UK researchers claim that up to a third of patients in primary care taking levothyroxine could be prescribed the drugs ‘without an accepted indication’.
The Cardiff University team found many patients were prescribed levothyroxine at TSH levels below 10.0 mIU/L, but with thyroxine (T4) levels in the reference range and no hypothyroidism symptoms.
The researchers looked at UK Clinical Practice Research Datalink records for over 50,000 patients prescribed levothyroxine between 2001 and 2009, and found there had been a 30% increase in the likelihood of treatment being started at TSH levels below 10.0 mIU/L – the usual cut-off for diagnosing overt hypothyroidism – over this time.
Among the 67% of patients who also had free T4 data available, around 30% had levothyroxine prescribed at a TSH level below 10.0 mIU/L and with T4 levels in the reference range, indicating subclinical hypothyroidism, despite having no classic hypothyroidism symptoms or cardiovascular risk factors.
The researchers said their results showed an increasing trend towards prescribing levothyroxine in patients with subclinical hypothyroidism, where the evidence base is weak and the risks might outweigh the benefits.
Overall, the researchers found older people were the most likely to be started on levothyroxine at borderline TSH levels of between 4.0 and 10.0 mIU/L, even with normal T4 levels, which they said was concerning because ‘treatment of subclinical hypothyroidism in individuals older than 70 years has less cardiovascular benefit than that in younger persons, and overtreatment in older patients may cause net harm’.
Even marginal overtreatment with levothyroxine can lead to low TSH levels, putting elderly patients at risk of osteoporotic fractures and atrial fibrillation, the researchers noted.
The team concluded in JAMA Internal Medicine this month: ‘In the United Kingdom, 1.6 million individuals are on long-term levothyroxine regimens, most of whom have been prescribed it for primary hypothyroidism. If current practice continues, up to 30% of persons receiving levothyroxine may have been prescribed it without an accepted indication and with the potential for net harm if they develop even a low thyrotropin level.’

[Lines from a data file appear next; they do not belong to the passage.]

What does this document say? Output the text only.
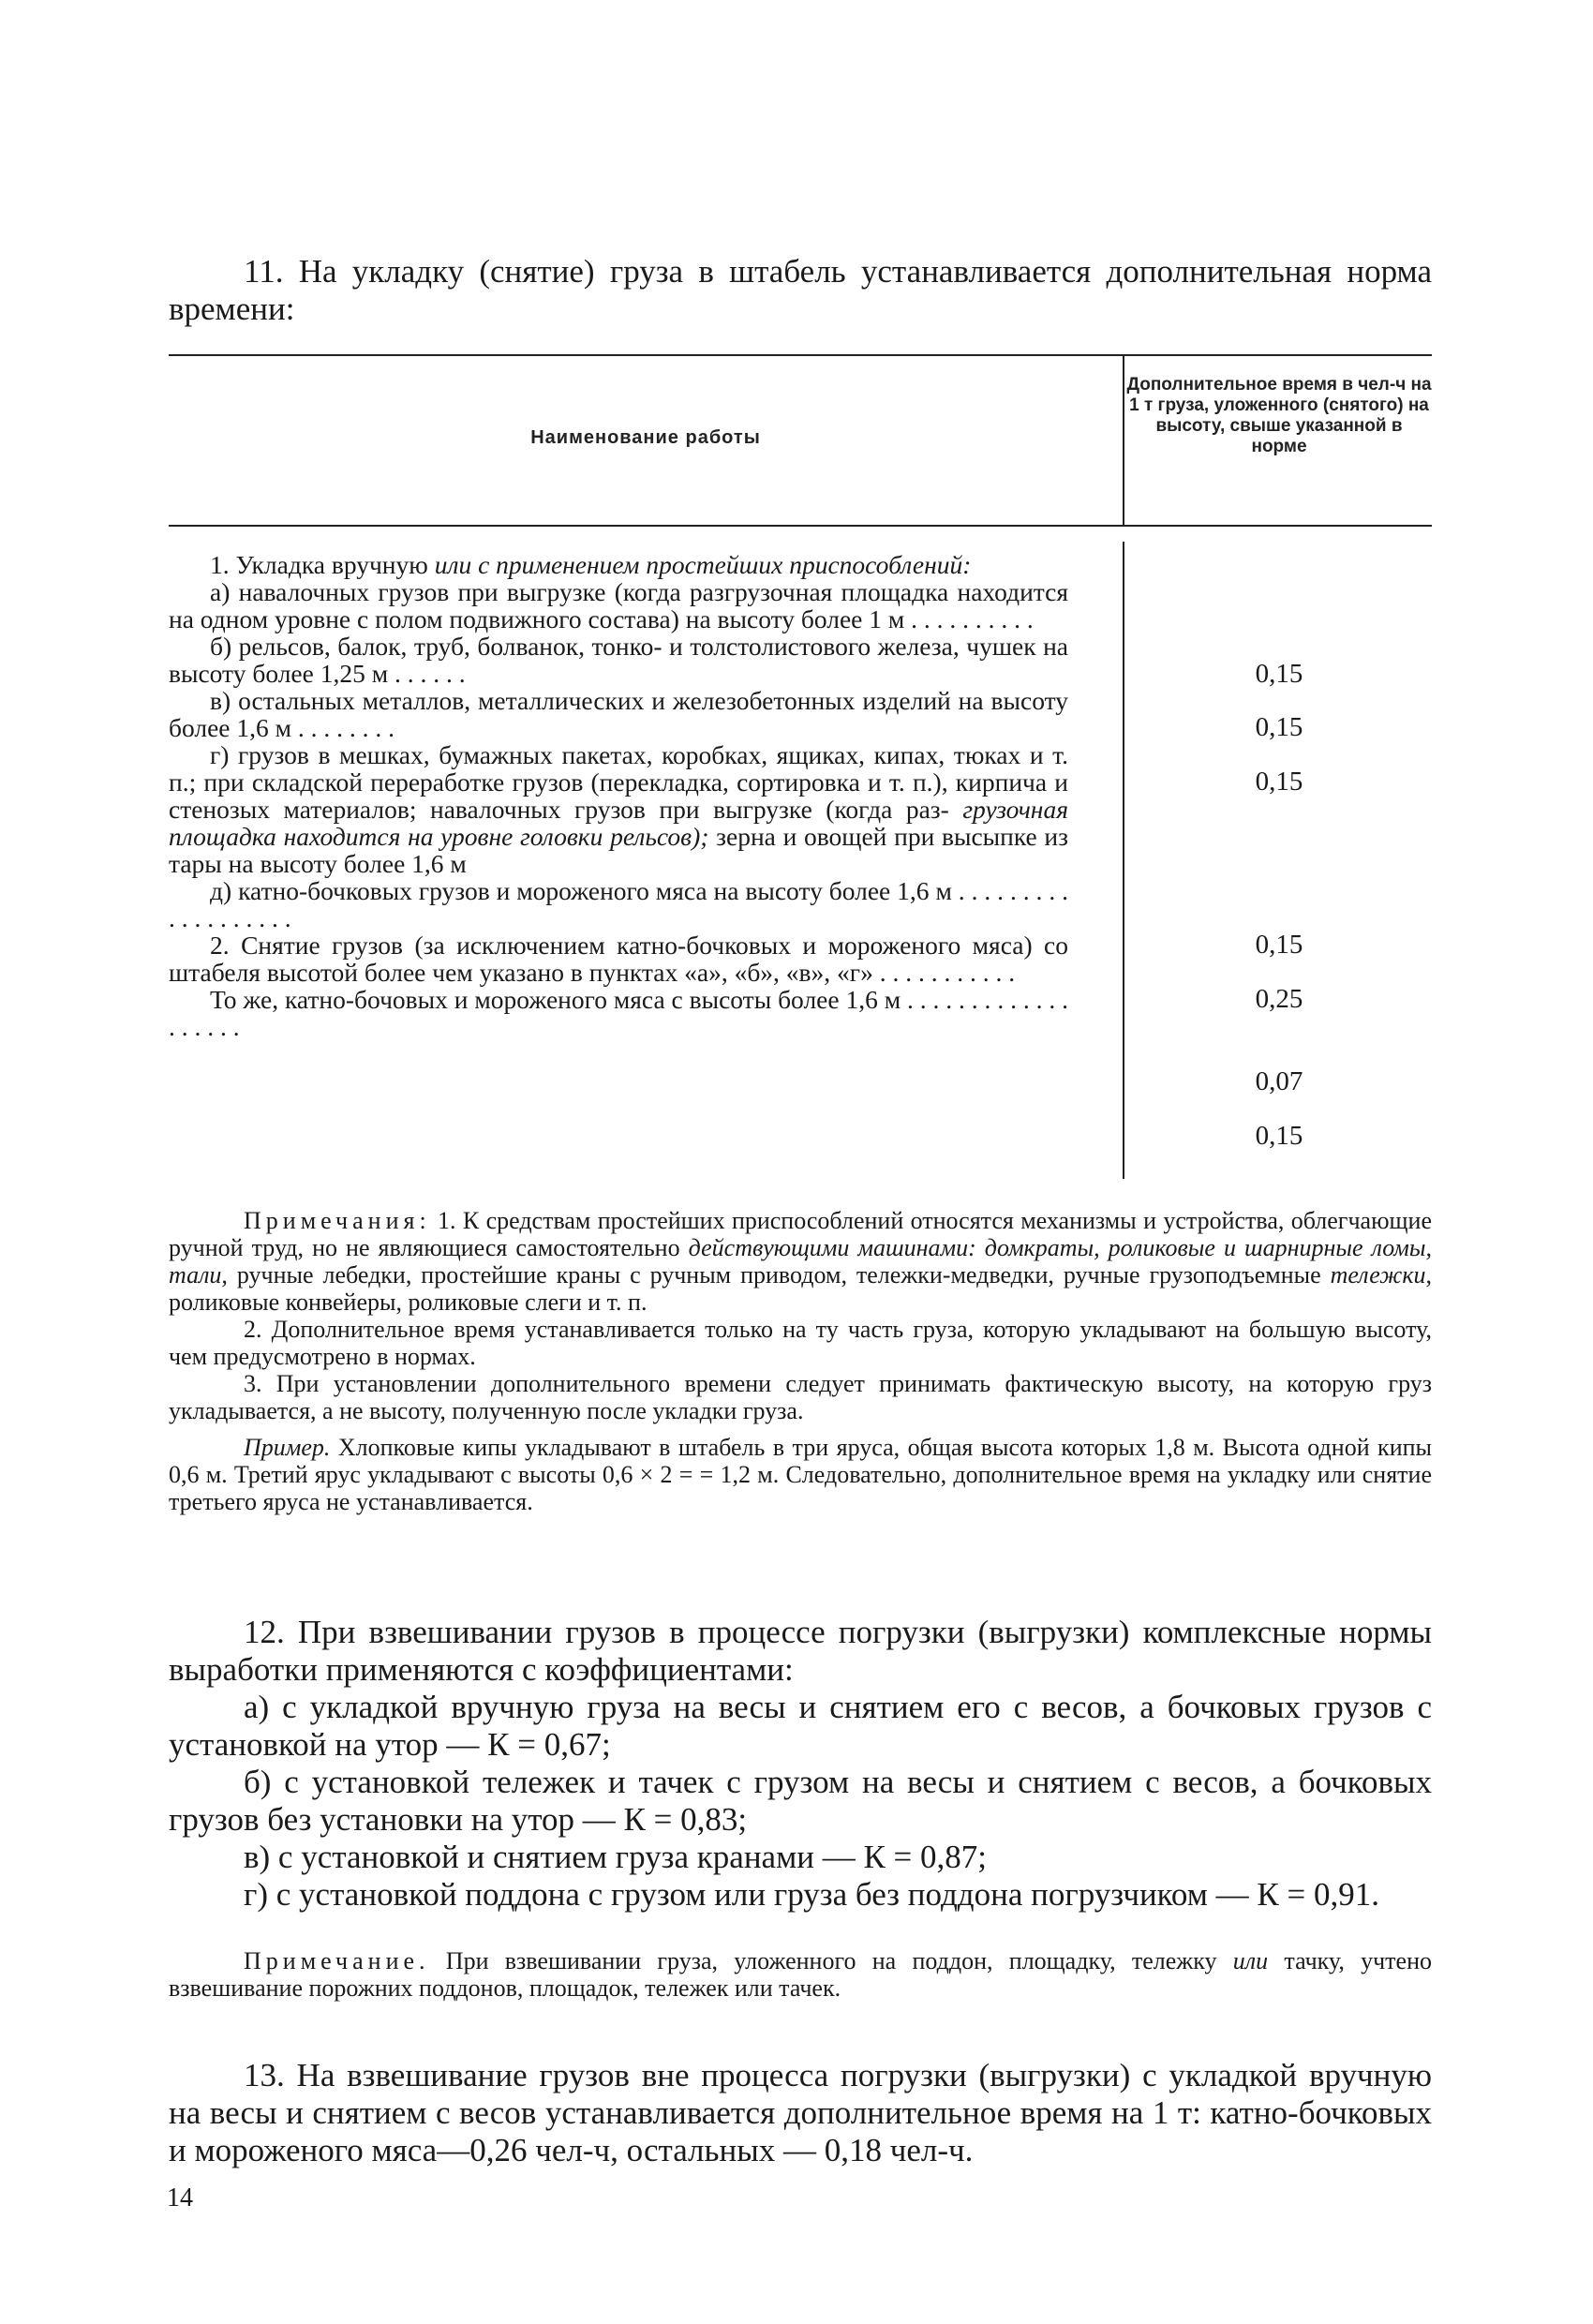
11. На укладку (снятие) груза в штабель устанавливается дополнительная норма времени:

Наименование работы
Дополнительное время в чел-ч на 1 т груза, уложенного (снятого) на высоту, свыше указанной в норме

1. Укладка вручную или с применением простейших приспособлений:

а) навалочных грузов при выгрузке (когда разгрузочная площадка находится на одном уровне с полом подвижного состава) на высоту более 1 м . . . . . . . . . .

б) рельсов, балок, труб, болванок, тонко- и толстолистового железа, чушек на высоту более 1,25 м . . . . . .

в) остальных металлов, металлических и железобетонных изделий на высоту более 1,6 м . . . . . . . .

г) грузов в мешках, бумажных пакетах, коробках, ящиках, кипах, тюках и т. п.; при складской переработке грузов (перекладка, сортировка и т. п.), кирпича и стенозых материалов; навалочных грузов при выгрузке (когда раз- грузочная площадка находится на уровне головки рельсов); зерна и овощей при высыпке из тары на высоту более 1,6 м

д) катно-бочковых грузов и мороженого мяса на высоту более 1,6 м . . . . . . . . . . . . . . . . . . .

2. Снятие грузов (за исключением катно-бочковых и мороженого мяса) со штабеля высотой более чем указано в пунктах «а», «б», «в», «г» . . . . . . . . . . .

То же, катно-бочовых и мороженого мяса с высоты более 1,6 м . . . . . . . . . . . . . . . . . . .

0,15
0,15
0,15
0,15
0,25
0,07
0,15

Примечания: 1. К средствам простейших приспособлений относятся механизмы и устройства, облегчающие ручной труд, но не являющиеся самостоятельно действующими машинами: домкраты, роликовые и шарнирные ломы, тали, ручные лебедки, простейшие краны с ручным приводом, тележки-медведки, ручные грузоподъемные тележки, роликовые конвейеры, роликовые слеги и т. п.

2. Дополнительное время устанавливается только на ту часть груза, которую укладывают на большую высоту, чем предусмотрено в нормах.

3. При установлении дополнительного времени следует принимать фактическую высоту, на которую груз укладывается, а не высоту, полученную после укладки груза.

Пример. Хлопковые кипы укладывают в штабель в три яруса, общая высота которых 1,8 м. Высота одной кипы 0,6 м. Третий ярус укладывают с высоты 0,6 × 2 = = 1,2 м. Следовательно, дополнительное время на укладку или снятие третьего яруса не устанавливается.

12. При взвешивании грузов в процессе погрузки (выгрузки) комплексные нормы выработки применяются с коэффициентами:

а) с укладкой вручную груза на весы и снятием его с весов, а бочковых грузов с установкой на утор — К = 0,67;

б) с установкой тележек и тачек с грузом на весы и снятием с весов, а бочковых грузов без установки на утор — К = 0,83;

в) с установкой и снятием груза кранами — К = 0,87;

г) с установкой поддона с грузом или груза без поддона погрузчиком — К = 0,91.

Примечание. При взвешивании груза, уложенного на поддон, площадку, тележку или тачку, учтено взвешивание порожних поддонов, площадок, тележек или тачек.

13. На взвешивание грузов вне процесса погрузки (выгрузки) с укладкой вручную на весы и снятием с весов устанавливается дополнительное время на 1 т: катно-бочковых и мороженого мяса—0,26 чел-ч, остальных — 0,18 чел-ч.

14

Professor Simon Pearce, professor of endocrinology at Newcastle University, commented: ‘In contrast to the lack of prognostic benefits of levothyroxine therapy for subclinical hypothyroidism, there is known to be an excess of fractures in those taking levothyroxine who have a suppressed TSH (<0.05 mU/l), and in patients over 70 years taking larger doses of levothyroxine (>100 mcg daily).
‘There is also a small excess risk of cardiac events and atrial fibrillation in those with a fully suppressed TSH (<0.05 mU/l).’

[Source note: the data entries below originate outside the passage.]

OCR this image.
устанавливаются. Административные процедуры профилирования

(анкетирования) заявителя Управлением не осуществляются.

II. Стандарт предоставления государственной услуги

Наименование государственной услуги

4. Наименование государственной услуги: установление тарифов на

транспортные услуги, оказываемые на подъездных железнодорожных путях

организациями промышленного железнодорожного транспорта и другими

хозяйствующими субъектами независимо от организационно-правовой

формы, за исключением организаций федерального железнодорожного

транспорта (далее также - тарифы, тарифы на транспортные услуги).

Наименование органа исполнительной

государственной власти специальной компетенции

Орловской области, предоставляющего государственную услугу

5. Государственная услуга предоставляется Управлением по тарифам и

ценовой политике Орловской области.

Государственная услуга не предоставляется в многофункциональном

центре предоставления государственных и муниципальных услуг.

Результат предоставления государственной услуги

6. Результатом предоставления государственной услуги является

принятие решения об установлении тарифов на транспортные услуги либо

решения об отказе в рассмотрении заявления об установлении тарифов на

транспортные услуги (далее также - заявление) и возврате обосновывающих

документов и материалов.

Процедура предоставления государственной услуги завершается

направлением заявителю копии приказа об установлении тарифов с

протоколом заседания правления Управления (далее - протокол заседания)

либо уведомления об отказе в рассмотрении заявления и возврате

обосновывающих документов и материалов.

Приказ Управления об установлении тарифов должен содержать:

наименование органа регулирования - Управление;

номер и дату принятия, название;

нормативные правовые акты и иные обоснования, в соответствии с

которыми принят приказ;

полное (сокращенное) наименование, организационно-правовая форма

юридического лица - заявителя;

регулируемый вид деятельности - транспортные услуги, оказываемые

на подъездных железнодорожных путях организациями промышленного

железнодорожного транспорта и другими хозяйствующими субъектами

He added: ‘The take-home message should be that many older patients without symptoms of subclinical hypothyroidism would have been safer living with a serum TSH in the 4 to 10mU/l range than being over-treated to a suppressed TSH level.’
Professor Pearce said optimal practice would be to simply monitor these untreated patients once or twice yearly for the development of symptoms and for progression to overt hypothyroidism, although the risk of progression is small, at less than 5% per year.
He said: ‘If levothyroxine treatment is started, the aims should be to alleviate symptoms (if present) and to keep the TSH in the reference interval. Nevertheless, and in contrast to what is generally believed, there is no hard evidence to show that patients who are slightly over-treated with levothyroxine as judged by a serum TSH in the 0.1-0.4mU/l range have any untoward outcomes.’